This study includes two parts. First, we tested Sidky’s tool on two teams at Volvo Logistics in Sweden by letting the team members fill out the survey (N=15). By doing this we received many data points for each team instead of having an assessor note one data point for each. We then fed this result back to the teams in a focus group to see if they thought it was true for their team. The second step was to use a larger sample from two other companies (N=45) to see if Sidky’s (2007) items group in factors in the same way as he categorizes them, i.e. the next step in scale construction for social interaction. If a scale is to be used a qualitative generation of items must be followed by a quantitative validation analysis (Giles, 2002). In this study, we chose internal consistency as the main measure for reliability and analyzed construct validity by exploratory factor analysis.

Next we will present a pretest conducted with two teams at Volvo Logistics. This part of the study tests a survey approach to Sidky’s tool on a small sample (N=15). The purpose was to evaluate the results with the teams afterward in order to assess the appropriateness of using the tool in this manner. After this assessment we present the main methodology of the study in Section 3. We then proceed and use the tool on a large sample (N=45) and conduct statistical validation tests, which is in focus for the rest of this paper. Figure 1 shows the methodology used throughout the entire paper.

Figure 1: Overview of the methodology used.

2.2 Pretest

Since the pretest aims to analyze the use of a survey tool by conducting a focus group, it comprises of two research methodologies: () A descriptive survey with the purpose of gathering quantitative data and, () an exploratory case study with the purpose of gathering qualitative data. We ultimately believe that by using these two methods we will be able to indicate if we can collect quantitative data from the team members using the Agile Adoption Framework.
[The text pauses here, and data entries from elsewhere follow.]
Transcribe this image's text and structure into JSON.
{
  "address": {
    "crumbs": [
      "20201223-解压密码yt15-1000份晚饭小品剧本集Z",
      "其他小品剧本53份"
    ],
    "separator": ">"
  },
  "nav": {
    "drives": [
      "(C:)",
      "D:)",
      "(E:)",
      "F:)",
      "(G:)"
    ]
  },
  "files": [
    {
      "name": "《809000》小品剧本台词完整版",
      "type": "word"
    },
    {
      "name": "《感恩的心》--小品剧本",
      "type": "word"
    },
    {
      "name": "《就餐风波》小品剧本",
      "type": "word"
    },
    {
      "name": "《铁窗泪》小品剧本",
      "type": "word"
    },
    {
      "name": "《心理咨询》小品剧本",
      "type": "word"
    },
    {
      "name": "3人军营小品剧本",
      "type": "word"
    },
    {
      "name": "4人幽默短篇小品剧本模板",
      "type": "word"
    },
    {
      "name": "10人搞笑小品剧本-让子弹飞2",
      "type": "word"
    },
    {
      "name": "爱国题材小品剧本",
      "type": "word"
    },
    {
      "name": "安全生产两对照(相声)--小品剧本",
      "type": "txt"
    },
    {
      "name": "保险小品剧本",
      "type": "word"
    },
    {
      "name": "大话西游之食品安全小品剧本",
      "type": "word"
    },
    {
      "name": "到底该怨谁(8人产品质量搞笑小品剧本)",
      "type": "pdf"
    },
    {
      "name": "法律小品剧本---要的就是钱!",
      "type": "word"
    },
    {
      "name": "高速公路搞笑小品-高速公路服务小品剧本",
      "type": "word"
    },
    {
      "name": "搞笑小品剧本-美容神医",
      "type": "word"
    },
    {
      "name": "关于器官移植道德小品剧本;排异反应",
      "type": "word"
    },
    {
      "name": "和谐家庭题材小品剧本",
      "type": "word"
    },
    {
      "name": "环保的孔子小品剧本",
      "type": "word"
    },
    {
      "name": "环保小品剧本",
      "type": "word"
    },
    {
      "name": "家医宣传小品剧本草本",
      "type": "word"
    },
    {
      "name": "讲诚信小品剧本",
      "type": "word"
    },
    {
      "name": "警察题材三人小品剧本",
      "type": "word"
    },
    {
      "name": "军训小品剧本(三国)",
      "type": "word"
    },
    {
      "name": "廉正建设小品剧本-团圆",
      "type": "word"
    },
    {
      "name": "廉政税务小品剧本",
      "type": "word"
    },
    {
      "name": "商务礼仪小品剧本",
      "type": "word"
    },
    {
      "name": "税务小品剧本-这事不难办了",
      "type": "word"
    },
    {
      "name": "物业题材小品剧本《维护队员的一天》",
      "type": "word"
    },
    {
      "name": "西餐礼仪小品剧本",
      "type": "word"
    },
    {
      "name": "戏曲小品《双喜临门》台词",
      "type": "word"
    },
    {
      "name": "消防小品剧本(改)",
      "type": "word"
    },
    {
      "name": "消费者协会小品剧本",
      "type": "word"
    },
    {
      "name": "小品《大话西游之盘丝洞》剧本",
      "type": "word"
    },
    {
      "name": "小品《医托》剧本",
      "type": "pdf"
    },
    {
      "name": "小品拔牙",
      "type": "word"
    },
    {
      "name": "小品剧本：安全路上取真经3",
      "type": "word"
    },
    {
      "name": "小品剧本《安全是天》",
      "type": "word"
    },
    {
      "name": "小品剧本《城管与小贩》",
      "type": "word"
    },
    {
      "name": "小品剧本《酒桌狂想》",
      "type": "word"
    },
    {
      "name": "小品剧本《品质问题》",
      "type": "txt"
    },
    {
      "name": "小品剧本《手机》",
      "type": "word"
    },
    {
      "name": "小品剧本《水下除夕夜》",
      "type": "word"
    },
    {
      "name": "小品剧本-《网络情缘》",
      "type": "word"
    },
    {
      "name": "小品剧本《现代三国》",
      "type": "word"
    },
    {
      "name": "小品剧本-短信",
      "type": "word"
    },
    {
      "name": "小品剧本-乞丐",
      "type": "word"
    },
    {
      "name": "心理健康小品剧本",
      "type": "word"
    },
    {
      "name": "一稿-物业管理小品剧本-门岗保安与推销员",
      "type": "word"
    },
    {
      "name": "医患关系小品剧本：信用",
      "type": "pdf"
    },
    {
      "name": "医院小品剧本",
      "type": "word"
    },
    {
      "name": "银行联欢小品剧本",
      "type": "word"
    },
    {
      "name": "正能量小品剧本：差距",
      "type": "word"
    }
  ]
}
Pretest Case and Subjects Selection

The teams used in this pretest, were two teams with the same manager (Scrum Master) at Volvo Logistics111 in Sweden. Volvo Logistics is a part of the Volvo Group which provides world-wide supply chain expertise to a set of automotive companies. The IT part is, of course, essential for the company to function. Many organizations, independent of field, need an efficient IT department to provide good solutions for the whole organization. The organization decided to work with agile methods and were conducting a pilot study in order to later spread the methods to other departments of the organization.

The specific teams’ task was to develop a part of an enterprise software system for supply chain management. During the process they worked with agile methods, and specifically Scrum. The reason why the sample is from software engineering is that they have the most experience with agile methods and were easier to find. The project was divided into two teams with the same manager (Scrum Master) consisting of a mixture of business- and programming-focused employees. This was done in order to assert the business effects of the project and create a method that more people could use within the organization. This meant, also, that many of the team members had managerial tasks during the project. Since there were unclear lines drawn between the teams and they had the same manager (Scrum Master), we chose to analyze the data collectively for both teams.

Pretest Data Collection Procedures

Data was collected via a paper survey with items connected to agile principles for Level 1 of Sidky’s (2007) tool (see Table 1). As this table shows, Level 1 is a set of practices that is defined as the first level of agility in the tool.

Instead of conducting interviews with all the team members they filled out the indicators themselves in the survey on a Likert scale from one to five and the assessor observational indicators were left out. Since Sidky’s (2007) tool has indicators on behavior connected to working with agile practices it is suitable to let the team members fill out the evaluation themselves instead of having one person do the assessment after an interview. The other studies that aim to measure agility simply state an agile principle, which forces the assessor to explain these concepts so all members know how to assess them (thus introducing the risk of biasness). This also makes it possible to statistically create a confidence interval for the result based on the

-distribution as descriptive statistics, since a sample of many individuals is collected instead of just one. This, also, captures the deviation from the mean and the result for an indicator can then be given with a probability as confidence interval (see next section for a more thorough explanation of the procedure).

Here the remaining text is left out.